My dog was attacked by an owl tonight, I was watching my dog and it just swooped on him I ran outside and kicked the owl until it flew away. My dog was rushed to a vet hospital with puncture wounds on his head, neck, and eye. So yes they attack dogs!


My neighbor lost her small Yorkshire terrier last night and she suspects an owl. The dog was in the yard, but it is a large yard and the area is rural. She heard the dog yelping, but before she could get to her, the yelping stopped and there was no sign of the dog being there anymore. Another Yorkshire terrier was with her, but he was not harmed.

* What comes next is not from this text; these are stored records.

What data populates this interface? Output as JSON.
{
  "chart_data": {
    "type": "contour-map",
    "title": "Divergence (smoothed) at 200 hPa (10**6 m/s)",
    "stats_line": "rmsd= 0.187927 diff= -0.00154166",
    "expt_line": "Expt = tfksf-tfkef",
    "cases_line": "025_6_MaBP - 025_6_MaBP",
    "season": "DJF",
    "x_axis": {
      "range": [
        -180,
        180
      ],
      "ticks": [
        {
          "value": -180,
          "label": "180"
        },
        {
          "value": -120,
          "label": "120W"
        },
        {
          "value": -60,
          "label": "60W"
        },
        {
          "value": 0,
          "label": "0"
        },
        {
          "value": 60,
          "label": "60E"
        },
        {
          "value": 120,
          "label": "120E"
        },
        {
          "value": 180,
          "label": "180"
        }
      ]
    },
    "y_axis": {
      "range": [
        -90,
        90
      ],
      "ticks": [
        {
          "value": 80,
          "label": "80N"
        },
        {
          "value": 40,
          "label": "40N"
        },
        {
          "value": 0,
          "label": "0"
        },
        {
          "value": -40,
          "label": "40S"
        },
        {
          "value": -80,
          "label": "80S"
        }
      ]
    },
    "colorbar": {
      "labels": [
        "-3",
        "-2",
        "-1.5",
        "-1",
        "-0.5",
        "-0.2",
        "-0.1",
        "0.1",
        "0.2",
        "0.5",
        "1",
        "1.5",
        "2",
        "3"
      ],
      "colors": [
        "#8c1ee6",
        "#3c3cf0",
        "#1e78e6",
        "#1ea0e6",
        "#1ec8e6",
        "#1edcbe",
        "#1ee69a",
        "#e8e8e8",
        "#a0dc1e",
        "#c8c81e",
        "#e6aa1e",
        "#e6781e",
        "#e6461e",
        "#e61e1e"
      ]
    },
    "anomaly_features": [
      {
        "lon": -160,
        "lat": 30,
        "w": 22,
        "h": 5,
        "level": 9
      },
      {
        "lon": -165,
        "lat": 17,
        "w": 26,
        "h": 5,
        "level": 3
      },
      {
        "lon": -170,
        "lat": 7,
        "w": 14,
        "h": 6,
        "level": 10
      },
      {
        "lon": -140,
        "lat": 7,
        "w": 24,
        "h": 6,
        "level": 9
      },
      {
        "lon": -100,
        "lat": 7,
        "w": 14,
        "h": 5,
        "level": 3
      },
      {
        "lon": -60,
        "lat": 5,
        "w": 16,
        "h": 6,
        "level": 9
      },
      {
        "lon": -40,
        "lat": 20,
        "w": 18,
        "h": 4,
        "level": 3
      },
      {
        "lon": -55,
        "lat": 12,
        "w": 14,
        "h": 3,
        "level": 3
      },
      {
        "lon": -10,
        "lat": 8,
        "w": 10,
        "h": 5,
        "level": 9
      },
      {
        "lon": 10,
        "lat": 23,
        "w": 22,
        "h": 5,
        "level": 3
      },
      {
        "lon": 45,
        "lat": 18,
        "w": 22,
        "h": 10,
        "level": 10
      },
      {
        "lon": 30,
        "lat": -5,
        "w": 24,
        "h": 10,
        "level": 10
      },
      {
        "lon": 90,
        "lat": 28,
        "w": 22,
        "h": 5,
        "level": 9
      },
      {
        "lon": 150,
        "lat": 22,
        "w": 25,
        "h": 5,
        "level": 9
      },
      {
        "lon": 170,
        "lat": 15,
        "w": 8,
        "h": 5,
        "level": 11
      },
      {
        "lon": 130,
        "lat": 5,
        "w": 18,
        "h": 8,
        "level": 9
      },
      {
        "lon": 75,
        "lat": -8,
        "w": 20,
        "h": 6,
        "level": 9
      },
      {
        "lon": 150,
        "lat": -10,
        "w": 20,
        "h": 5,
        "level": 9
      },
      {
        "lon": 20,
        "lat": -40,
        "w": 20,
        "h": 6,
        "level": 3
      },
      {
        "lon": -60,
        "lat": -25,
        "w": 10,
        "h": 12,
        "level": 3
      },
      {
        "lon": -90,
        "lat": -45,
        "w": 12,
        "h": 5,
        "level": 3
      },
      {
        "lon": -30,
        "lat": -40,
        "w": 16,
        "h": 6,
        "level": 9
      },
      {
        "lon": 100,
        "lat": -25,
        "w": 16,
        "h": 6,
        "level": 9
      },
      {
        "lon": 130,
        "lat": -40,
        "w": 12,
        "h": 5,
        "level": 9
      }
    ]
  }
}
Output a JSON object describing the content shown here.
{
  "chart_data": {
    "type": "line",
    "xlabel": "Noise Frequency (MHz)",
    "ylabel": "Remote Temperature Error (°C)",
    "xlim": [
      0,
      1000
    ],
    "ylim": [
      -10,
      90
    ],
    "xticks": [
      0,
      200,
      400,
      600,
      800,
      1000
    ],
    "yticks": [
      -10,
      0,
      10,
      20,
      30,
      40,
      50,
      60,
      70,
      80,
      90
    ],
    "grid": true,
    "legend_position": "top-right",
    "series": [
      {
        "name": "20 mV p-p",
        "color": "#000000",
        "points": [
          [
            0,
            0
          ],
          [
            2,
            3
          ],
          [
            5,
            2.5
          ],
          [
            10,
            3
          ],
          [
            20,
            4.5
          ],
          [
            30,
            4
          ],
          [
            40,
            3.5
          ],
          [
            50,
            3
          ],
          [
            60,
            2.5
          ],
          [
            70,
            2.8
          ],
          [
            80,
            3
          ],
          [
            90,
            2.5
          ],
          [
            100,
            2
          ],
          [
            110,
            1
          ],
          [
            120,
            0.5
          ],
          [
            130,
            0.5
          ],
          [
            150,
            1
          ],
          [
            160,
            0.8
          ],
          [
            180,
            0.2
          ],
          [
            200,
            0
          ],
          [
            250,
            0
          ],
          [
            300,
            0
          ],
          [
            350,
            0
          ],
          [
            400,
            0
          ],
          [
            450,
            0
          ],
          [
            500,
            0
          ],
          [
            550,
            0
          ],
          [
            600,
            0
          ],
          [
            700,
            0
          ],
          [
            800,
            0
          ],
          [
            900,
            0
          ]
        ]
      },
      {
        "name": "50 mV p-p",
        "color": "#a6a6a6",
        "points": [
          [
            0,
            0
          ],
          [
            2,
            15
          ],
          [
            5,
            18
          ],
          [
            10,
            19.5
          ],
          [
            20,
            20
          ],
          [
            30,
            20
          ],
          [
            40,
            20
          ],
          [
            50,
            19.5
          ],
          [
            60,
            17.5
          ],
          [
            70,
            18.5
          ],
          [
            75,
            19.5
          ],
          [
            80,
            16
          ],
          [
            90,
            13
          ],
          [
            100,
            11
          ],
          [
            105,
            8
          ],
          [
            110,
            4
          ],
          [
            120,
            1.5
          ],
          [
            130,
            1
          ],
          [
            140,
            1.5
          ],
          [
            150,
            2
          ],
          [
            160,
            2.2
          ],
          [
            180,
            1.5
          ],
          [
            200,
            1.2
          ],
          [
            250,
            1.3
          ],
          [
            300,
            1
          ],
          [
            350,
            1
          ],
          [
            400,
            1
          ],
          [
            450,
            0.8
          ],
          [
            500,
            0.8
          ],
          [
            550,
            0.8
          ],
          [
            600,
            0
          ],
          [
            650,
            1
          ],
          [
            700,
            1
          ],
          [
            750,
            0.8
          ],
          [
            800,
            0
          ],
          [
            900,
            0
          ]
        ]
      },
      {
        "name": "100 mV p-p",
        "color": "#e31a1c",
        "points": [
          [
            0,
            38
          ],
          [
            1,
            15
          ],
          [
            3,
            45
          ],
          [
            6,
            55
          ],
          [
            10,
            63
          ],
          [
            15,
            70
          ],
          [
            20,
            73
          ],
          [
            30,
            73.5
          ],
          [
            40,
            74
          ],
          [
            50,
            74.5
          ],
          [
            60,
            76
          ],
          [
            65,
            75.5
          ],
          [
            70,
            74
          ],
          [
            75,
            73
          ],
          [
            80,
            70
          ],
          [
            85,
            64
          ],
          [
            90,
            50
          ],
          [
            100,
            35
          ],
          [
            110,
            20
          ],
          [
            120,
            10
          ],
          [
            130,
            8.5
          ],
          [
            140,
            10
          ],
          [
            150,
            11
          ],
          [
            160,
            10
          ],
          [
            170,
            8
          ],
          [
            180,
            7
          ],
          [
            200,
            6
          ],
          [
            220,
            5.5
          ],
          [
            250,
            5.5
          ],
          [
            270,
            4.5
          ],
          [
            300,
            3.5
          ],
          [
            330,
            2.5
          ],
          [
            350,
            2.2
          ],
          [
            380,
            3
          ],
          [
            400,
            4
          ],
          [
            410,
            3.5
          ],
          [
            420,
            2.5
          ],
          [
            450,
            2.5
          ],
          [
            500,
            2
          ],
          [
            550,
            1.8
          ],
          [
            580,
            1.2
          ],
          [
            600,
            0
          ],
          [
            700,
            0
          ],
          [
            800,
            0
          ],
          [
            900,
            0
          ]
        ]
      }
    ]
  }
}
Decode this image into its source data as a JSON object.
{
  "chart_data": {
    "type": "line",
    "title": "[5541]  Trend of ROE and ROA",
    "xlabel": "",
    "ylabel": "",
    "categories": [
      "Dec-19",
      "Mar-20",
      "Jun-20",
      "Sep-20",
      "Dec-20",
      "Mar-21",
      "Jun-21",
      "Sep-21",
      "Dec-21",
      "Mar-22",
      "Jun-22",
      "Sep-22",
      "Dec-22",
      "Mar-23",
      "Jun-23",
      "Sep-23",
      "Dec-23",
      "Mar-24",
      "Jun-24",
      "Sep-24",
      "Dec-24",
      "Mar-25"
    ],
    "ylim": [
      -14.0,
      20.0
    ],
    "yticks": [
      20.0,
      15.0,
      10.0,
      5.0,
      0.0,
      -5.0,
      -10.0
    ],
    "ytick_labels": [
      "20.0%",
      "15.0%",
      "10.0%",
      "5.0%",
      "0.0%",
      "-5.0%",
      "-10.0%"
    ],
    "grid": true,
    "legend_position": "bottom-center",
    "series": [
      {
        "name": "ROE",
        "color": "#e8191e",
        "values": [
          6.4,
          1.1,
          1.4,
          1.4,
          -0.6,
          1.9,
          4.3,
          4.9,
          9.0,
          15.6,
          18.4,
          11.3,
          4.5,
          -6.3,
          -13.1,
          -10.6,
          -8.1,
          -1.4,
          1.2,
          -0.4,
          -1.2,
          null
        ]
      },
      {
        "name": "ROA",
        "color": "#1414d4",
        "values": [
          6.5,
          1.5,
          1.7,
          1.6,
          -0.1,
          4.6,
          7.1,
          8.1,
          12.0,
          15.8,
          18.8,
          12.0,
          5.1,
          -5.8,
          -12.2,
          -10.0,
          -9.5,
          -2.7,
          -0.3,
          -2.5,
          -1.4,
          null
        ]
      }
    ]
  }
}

In theory yes, in reality no

Owls can, and have, in very rare cases attacked dogs. Few verified reports of this exist. In those cases, it has been the largest owls such as great horned owls attacking extremely small dogs.

Protection Options

In reality you don't really need to do anything. The odds of an owl attack are extremely small. In all likelihood the owl you've seen isn't large enough to be a threat to your dog.

If you want to though, you can put up something like "Nite-Guard" or another strobe type deterrent. These produce small flashes of light when triggered by aerial movement. In reality this is probably overkill. If you are truly concerned then going outside with your dog in the evening is probably the safest and easiest course of action.